- For Muslims in New York, Qahwah House has become a place to “find community and make friends.”
- The Brooklyn-based Yemeni coffee shop is open late into the night.
- The coffee shop has become the source of TikToks and tweets that refer to it as a hub for young Muslims.
It’s hard to imagine a coffee shop bustling at 11 p.m. on a Thursday. But in the heart of Brooklyn, a Yemeni coffee shop is always buzzing deep into the late hours of the night.
In two short years, Qahwah House has become the hub for young Muslims in New York.
Co-owner Talal Alsabdi calls it “more than a coffee shop.” As he describes, “it’s more like a community place for people to come and hang out, family to sit down. It makes us very special.”
During Ramadan—a holy month of fasting and prayer for Muslims—the coffee shop extended its already late hours. While Qahwah House would officially close at 1 a.m. on Ramadan weekends, the workers never pushed customers out. It would not be unusual to find customers gathering at the cafe well past 2 a.m. And because it’s difficult for some young Muslims to find appropriate venues to hang with friends during late weekend nights, the coffee shop has become a refuge.
“I think it’s very important for younger Muslims to find spaces where they feel comfortable,” customer Syed Saud told Insider. “Where they feel like they belong, but also where they can meet other like-minded Muslims as well. I think that’s what Qahwah House has become.”
After nightly Ramadan prayer, known as Taraweeh, customers would begin to crowd Qahwah House. Students hunched over their laptops, groups of friends sat laughing together, and new patrons rushed in for hugs and hellos from across the room. The energy of the shop is always electric, and the coffee is flowing as much as the conversation.
Alsabdi, 27, says that this is the exact atmosphere he had hoped for when he originally opened the shop in November 2020. The first branch of Qahwah House launched in Dearborn, Michigan, by Ibrahim Alhasbani three years prior to great success. Alsabdi knew that he would be able to find the same enthusiasm in New York.
Born and raised in Yemen, franchise owner Alhasbani often touts that his home country is believed to be the birthplace of the coffee drink. Arab Sufi monks had used the drink to help them stay awake for long night prayers. Coffee itself has been in Alhasbani’s family for generations. He had watched the growing and roasting of coffee beans his entire childhood, and now uses those methods to create the unique tastes of some of his menu favorites including Adeni chai (Yemeni black tea with cardamom, nutmeg, and milk) and Mofawar coffee (medium roast coffee with cardamom and cream).
While it was founder Alhasbani’s vision that brought Qahwah House to life, it is Alsabdi’s kindness and connection to his customers that has made its Brooklyn branch so popular. And though people of all backgrounds frequent the shop, the coffee house has become a special gathering place for Muslim youth in the city.
“I don’t have customers, I have family,” Alsabdi said. He is always greeted by familiar faces and repeat customers.

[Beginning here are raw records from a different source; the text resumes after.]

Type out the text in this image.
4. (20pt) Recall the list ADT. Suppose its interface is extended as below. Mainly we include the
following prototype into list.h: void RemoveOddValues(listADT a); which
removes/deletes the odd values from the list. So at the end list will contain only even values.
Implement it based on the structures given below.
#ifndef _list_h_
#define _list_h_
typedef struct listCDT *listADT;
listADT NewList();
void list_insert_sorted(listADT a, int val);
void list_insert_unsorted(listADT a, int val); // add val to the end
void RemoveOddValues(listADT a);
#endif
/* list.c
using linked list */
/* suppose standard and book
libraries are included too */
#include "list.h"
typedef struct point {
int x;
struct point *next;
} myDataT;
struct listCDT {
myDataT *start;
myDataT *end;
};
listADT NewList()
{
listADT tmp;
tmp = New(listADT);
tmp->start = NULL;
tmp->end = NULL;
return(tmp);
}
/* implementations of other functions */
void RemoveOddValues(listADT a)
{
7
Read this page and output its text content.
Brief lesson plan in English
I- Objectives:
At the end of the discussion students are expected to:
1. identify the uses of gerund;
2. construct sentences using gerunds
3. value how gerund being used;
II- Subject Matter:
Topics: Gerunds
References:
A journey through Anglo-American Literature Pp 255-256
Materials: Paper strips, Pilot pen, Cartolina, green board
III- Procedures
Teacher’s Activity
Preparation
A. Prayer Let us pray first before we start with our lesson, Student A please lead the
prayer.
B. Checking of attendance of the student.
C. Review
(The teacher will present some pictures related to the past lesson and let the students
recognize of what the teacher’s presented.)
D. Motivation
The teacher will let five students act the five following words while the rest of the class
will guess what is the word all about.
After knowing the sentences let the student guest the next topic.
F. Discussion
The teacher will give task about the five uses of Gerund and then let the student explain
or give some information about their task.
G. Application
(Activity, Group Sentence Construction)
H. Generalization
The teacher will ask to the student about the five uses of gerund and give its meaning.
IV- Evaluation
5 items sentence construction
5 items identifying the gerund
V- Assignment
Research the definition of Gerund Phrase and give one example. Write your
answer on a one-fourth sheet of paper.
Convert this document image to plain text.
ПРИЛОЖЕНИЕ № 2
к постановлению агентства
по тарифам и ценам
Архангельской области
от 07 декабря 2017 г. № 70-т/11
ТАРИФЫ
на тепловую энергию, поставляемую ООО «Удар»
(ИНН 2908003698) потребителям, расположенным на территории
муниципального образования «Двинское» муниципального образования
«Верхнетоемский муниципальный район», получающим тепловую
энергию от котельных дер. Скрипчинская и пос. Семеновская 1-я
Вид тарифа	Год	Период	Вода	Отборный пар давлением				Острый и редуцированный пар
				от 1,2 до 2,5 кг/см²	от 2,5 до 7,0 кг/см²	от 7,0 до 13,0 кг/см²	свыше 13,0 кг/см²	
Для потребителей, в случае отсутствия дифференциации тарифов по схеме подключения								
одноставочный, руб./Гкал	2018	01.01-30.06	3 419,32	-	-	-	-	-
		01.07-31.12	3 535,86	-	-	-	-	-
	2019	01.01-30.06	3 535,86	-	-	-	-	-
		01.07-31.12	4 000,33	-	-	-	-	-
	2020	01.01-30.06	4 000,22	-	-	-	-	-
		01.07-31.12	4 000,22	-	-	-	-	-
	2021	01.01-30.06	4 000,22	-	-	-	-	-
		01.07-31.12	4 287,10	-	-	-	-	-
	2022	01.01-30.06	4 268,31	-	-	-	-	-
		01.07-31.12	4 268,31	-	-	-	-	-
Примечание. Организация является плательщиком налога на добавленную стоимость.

One of these is 21-year-old New York University Muslim Student Association president Rida Ali. Ali says she frequents Qahwah House several times a week—sometimes alone to study, and other times to hang with a big group of friends. She, like many others, immediately fell in love with everything the coffee shop represented.
She attributes the allure of Qahwah House to everything it offers young Muslims like her. “There weren’t many common spaces for Muslims to hang out. A lot of us don’t go to bars at night,” Ali said.
“I think people just resonated with the idea of having a place that’s like Qahwah House where you can find community and make friends.” Ali resonated so much with the space that in May of last year, she created a TikTok highlighting the cafe, which amassed nearly 15,000 likes.
Saud, a 25-year-old dentist and artist, comes to Qahwah House a few times a month. Unlike other cafes, Saud feels relaxed without guilt. “I think there’s just a natural slowness to it,” Saud said. “Almost like you can sit and don’t feel that pressure.”
While some come to hang out with friends, others like 23-year-old sales development representative Romiya Siddique come to scope out new people to meet—including potential partners. She jokingly creates TikToks about her trips to Qahwah House in search of her future spouse.
On Twitter, people playfully call Qahwah House the “Minder” of coffee shops, referring to the Muslim dating app. While there haven’t been too many love matches made in the shop (even Siddique says she’s come up short on her search), customers attribute these rumors to the fact that Qahwah House has become a space where both Muslim men and women feel comfortable making new friends and starting conversations with strangers.
Alsabdi, however, stresses that Qahwah House is not meant to be a matchmaking destination. He worries that these jokes may inadvertently deter more conservative Muslims from considering Qahwah House a safe space. “I think that’s just a joke that people actually say, but the place is actually not meant to be for this,” Alsabdi said. “We are here to spread our culture and make people come and gather here like families and friends. We are not a dating app.”
For Alsabdi, who works six-day work weeks with demanding hours that require him to constantly be on his feet, he is proud of the environment that Qahwah House has been able to create. “We feel like we are in our second home,” Alsabdi says. “We love to do this.”